Será que eu estou esquecendo alguém? Você achou que eu esqueceria dela né? J A M A I S. O caso da Anira com Skol Beats é um exemplo marcante para esse tipo de contrato, que atua como “head de criatividade” desde outubro de 2019. Alguns dados são bastante impressionantes. Segundo a SocialBakers, depois que Anitta assumiu, os números do perfil de Beats subiram 47%. E a média mensal de interações que era de 27 mil, durante o lançamento da primeira campanha com a artista, atingiu mais de 400 mil pessoas, segundo dados da Exame.

Mas o que deveria se esperar de um head de criatividade ou marketing?

Primeiro vamos tirar algo do caminho: obviamente esse texto não pretende em nenhum momento questionar a capacidade destes e destas artistas. Aqui não entramos na lógica do potencial criativo destas pessoas, mas sim, na rotina destas vagas e o que se espera, “comumente” das pessoas que ocupam tais cargos, e como isso acontece dentro do mercado. 

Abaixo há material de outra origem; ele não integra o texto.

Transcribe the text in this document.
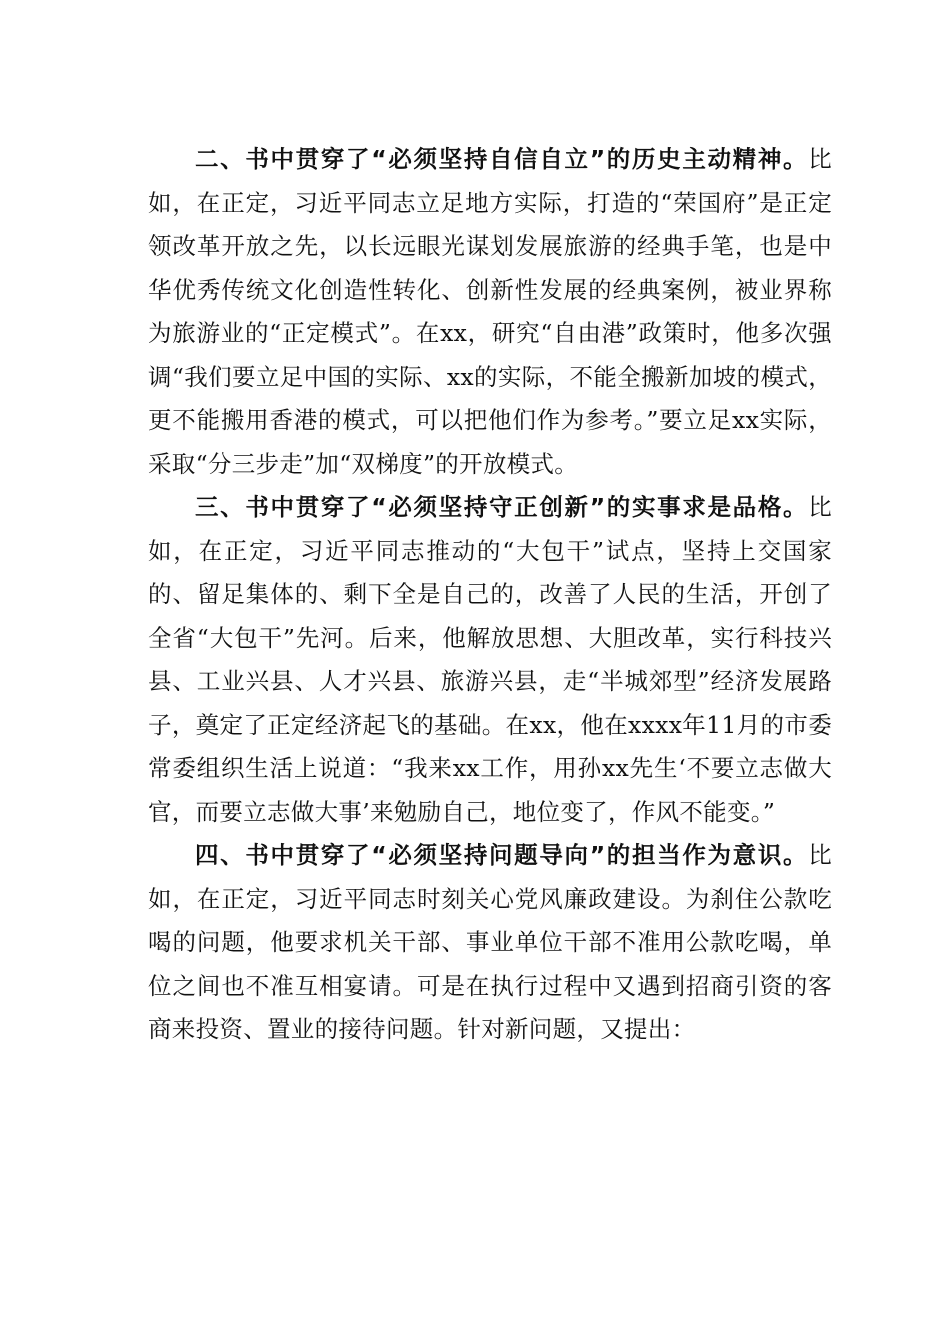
二、书中贯穿了“必须坚持自信自立”的历史主动精神。比如，在正定，习近平同志立足地方实际，打造的“荣国府”是正定领改革开放之先，以长远眼光谋划发展旅游的经典手笔，也是中华优秀传统文化创造性转化、创新性发展的经典案例，被业界称为旅游业的“正定模式”。在xx，研究“自由港”政策时，他多次强调“我们要立足中国的实际、xx的实际，不能全搬新加坡的模式，更不能搬用香港的模式，可以把他们作为参考。”要立足xx实际，采取“分三步走”加“双梯度”的开放模式。

三、书中贯穿了“必须坚持守正创新”的实事求是品格。比如，在正定，习近平同志推动的“大包干”试点，坚持上交国家的、留足集体的、剩下全是自己的，改善了人民的生活，开创了全省“大包干”先河。后来，他解放思想、大胆改革，实行科技兴县、工业兴县、人才兴县、旅游兴县，走“半城郊型”经济发展路子，奠定了正定经济起飞的基础。在xx，他在xxxx年11月的市委常委组织生活上说道：“我来xx工作，用孙xx先生‘不要立志做大官，而要立志做大事’来勉励自己，地位变了，作风不能变。”

四、书中贯穿了“必须坚持问题导向”的担当作为意识。比如，在正定，习近平同志时刻关心党风廉政建设。为刹住公款吃喝的问题，他要求机关干部、事业单位干部不准用公款吃喝，单位之间也不准互相宴请。可是在执行过程中又遇到招商引资的客商来投资、置业的接待问题。针对新问题，又提出：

Estamos falando de uma vaga que, na maioria das vezes, é ocupado por profissionais com habilitação em alguma área de comunicação, e que também possuem um histórico de trabalho em marcas, agências ou veículos. Pessoas que lidam diariamente com outros desafios de comunicação, e também com outros parceiros de negócio, na resolução de desafios de comunicação da marca.

Eu sei, esse parágrafo foi só um jeito complexo de dizer que: chegar nesses cargos carrega consigo também uma aprovação do mercado como um todo de alguém que estará envolvido diretamente nas decisões da marca, mas o mais importante, uma função gerencial de área que afetará diretamente no trabalho E CARREIRA das pessoas da equipe.

E esse é um dos primeiros pontos que me faz ter um monte de dúvidas sobre esse tipo de contrato. Porque as pessoas dessas equipes vão estar diretamente ligadas a este/a artista, e como vão se reportar, ter dúvidas, trocar ideias, pedir aprovações? E mesmo que neste contrato não esteja previsto o gerenciamento de carreira dos profissionais da equipe, obviamente a gente tem que entender que a carreira do artista também não vai parar. Então veja, essa head vai estar ali nas reuniões, nos planejamentos, nas prototipações, no dia a dia mesmo? Ou vai ser uma líder distante, que não consegue ter um diálogo efetivo?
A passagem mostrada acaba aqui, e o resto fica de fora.